DESCRIPTION OF PROCEDURE: After explaining the potential risks and benefits of the procedure to the patient, written consent was obtained. The patient was taken to the operating room by gurney and transferred to the operating room table in the supine position. Ten mL of the above-listed local anesthetic was infused into the palm and proximal wrist of the patient’s right hand. The patient was then prepped and draped in the standard sterile fashion, and a sterile tourniquet was placed on her right forearm. A timeout was performed, indicating the patient, procedure, and site to be operated on.

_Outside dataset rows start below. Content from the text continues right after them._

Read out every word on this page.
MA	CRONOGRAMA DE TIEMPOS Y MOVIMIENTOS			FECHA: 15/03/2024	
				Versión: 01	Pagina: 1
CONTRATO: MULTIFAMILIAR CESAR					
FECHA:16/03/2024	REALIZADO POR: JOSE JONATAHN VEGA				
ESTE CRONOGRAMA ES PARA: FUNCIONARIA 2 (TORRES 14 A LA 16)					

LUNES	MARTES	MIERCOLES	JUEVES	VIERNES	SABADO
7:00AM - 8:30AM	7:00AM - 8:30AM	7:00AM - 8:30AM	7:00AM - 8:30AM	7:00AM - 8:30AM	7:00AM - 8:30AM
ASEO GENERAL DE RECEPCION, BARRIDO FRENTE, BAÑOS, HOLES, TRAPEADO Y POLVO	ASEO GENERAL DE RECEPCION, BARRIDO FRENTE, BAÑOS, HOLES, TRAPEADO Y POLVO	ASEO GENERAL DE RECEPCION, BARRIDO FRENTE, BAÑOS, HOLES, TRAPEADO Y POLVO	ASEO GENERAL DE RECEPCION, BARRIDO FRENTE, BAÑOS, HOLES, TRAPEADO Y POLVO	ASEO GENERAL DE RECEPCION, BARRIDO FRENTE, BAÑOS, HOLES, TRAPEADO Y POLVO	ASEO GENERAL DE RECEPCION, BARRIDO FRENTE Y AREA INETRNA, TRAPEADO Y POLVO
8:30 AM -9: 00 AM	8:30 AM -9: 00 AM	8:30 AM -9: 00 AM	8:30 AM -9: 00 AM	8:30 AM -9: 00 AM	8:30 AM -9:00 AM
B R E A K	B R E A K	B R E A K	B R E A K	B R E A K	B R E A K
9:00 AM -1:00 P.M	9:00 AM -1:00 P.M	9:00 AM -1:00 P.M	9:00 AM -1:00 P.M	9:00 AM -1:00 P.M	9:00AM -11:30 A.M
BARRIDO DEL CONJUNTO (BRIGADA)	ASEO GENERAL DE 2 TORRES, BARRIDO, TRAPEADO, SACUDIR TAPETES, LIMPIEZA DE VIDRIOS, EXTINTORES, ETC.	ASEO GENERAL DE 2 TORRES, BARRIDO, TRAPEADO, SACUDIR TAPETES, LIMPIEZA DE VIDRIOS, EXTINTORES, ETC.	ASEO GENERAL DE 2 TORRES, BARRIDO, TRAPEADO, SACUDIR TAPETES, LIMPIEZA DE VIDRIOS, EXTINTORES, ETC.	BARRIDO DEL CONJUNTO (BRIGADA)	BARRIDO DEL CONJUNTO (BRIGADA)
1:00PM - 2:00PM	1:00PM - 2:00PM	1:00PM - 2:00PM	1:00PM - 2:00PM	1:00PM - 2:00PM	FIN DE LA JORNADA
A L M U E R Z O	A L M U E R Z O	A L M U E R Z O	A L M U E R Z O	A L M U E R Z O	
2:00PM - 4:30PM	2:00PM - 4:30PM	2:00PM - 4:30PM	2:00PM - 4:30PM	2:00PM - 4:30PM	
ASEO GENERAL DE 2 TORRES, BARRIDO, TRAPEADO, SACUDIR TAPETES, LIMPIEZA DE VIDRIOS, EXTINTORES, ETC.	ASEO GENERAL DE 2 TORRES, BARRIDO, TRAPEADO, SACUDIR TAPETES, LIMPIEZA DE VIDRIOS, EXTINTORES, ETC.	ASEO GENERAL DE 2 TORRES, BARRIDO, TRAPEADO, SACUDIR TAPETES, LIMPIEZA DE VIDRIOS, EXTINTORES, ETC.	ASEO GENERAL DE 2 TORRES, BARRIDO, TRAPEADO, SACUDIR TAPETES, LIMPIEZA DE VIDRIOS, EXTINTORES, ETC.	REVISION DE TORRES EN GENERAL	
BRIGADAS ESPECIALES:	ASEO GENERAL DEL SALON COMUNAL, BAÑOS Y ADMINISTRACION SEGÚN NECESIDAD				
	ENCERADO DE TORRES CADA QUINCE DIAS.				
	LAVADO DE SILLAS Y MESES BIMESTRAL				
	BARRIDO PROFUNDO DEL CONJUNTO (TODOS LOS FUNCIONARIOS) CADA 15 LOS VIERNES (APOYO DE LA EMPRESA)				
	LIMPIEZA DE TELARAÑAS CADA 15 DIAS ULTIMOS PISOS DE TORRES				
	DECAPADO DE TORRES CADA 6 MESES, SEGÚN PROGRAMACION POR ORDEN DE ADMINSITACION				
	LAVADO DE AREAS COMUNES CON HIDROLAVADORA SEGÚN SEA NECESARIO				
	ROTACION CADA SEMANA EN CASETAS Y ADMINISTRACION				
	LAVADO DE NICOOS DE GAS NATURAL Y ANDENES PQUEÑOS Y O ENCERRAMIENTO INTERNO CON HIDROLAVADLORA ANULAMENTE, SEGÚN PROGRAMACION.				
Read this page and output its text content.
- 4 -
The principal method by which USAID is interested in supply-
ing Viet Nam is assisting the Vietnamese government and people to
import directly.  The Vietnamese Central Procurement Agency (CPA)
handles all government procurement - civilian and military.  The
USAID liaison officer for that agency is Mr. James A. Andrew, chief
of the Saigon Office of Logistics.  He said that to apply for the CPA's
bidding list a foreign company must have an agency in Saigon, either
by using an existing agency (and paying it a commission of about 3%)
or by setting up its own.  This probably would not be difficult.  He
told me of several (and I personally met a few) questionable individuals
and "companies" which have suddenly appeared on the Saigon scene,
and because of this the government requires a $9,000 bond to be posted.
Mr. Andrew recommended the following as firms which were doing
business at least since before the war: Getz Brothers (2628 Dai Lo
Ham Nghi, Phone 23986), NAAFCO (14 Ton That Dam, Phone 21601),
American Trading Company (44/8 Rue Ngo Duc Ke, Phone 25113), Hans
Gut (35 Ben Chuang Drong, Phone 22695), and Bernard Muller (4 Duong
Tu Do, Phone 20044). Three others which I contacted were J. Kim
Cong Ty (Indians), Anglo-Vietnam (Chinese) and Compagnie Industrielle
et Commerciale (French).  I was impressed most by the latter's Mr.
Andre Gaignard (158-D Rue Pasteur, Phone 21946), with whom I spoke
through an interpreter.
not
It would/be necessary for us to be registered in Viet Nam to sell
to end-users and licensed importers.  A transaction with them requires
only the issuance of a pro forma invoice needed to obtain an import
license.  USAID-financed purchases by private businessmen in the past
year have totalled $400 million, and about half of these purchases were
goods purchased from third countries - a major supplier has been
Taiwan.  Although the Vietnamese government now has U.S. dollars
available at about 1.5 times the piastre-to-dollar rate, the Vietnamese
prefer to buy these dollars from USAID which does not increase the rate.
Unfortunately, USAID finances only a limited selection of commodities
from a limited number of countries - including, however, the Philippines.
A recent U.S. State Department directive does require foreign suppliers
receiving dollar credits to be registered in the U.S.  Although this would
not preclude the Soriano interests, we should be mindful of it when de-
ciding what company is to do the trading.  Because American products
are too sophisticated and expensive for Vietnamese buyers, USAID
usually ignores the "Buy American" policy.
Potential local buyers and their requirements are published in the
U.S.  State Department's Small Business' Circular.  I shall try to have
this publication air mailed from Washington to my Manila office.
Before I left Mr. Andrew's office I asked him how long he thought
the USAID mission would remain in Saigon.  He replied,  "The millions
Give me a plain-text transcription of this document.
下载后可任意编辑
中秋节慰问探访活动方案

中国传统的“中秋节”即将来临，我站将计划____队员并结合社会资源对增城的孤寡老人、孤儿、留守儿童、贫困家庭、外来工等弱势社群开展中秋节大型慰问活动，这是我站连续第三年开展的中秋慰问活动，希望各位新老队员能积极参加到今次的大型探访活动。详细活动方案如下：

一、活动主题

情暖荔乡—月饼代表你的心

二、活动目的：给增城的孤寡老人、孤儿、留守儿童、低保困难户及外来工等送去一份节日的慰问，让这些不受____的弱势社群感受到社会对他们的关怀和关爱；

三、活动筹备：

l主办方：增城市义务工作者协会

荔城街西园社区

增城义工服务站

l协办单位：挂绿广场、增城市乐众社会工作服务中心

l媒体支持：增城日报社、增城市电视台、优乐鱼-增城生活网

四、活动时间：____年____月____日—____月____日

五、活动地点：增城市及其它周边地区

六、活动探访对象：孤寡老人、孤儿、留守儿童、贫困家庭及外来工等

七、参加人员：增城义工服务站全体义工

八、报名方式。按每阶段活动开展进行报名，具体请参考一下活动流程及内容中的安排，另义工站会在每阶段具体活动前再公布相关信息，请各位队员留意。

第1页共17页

The hand was wrapped for exsanguination. Tourniquet was raised to 250 mmHg. The hand was placed palm up on the table, and a 3 cm incision was made in the longitudinal fascia along the ulnar aspect of the middle finger. The incision was extended from the distal limit of the thenar eminence to the proximal wrist crease. Dissection was carried out sharply down to the level of the palmar fascia. This was incised, and we continued on down to the transverse carpal ligament. The transverse carpal ligament was observed and carefully incised. The median nerve was visible in the tunnel and protected. The release of the transverse ligament was carried out proximally and distally under direct vision.

Once we had adequate release, the patient was asked to move her fingers. There was no problem. The tourniquet was lowered, and the fingers all immediately pinked up. Hemostasis was achieved with electrocautery. The wound was then closed with 5-0 nylon horizontal mattress sutures. Bacitracin and Adaptic were placed over the incision as well as sterile gauze and Coban wrap. The patient tolerated the procedure well without any immediate complications.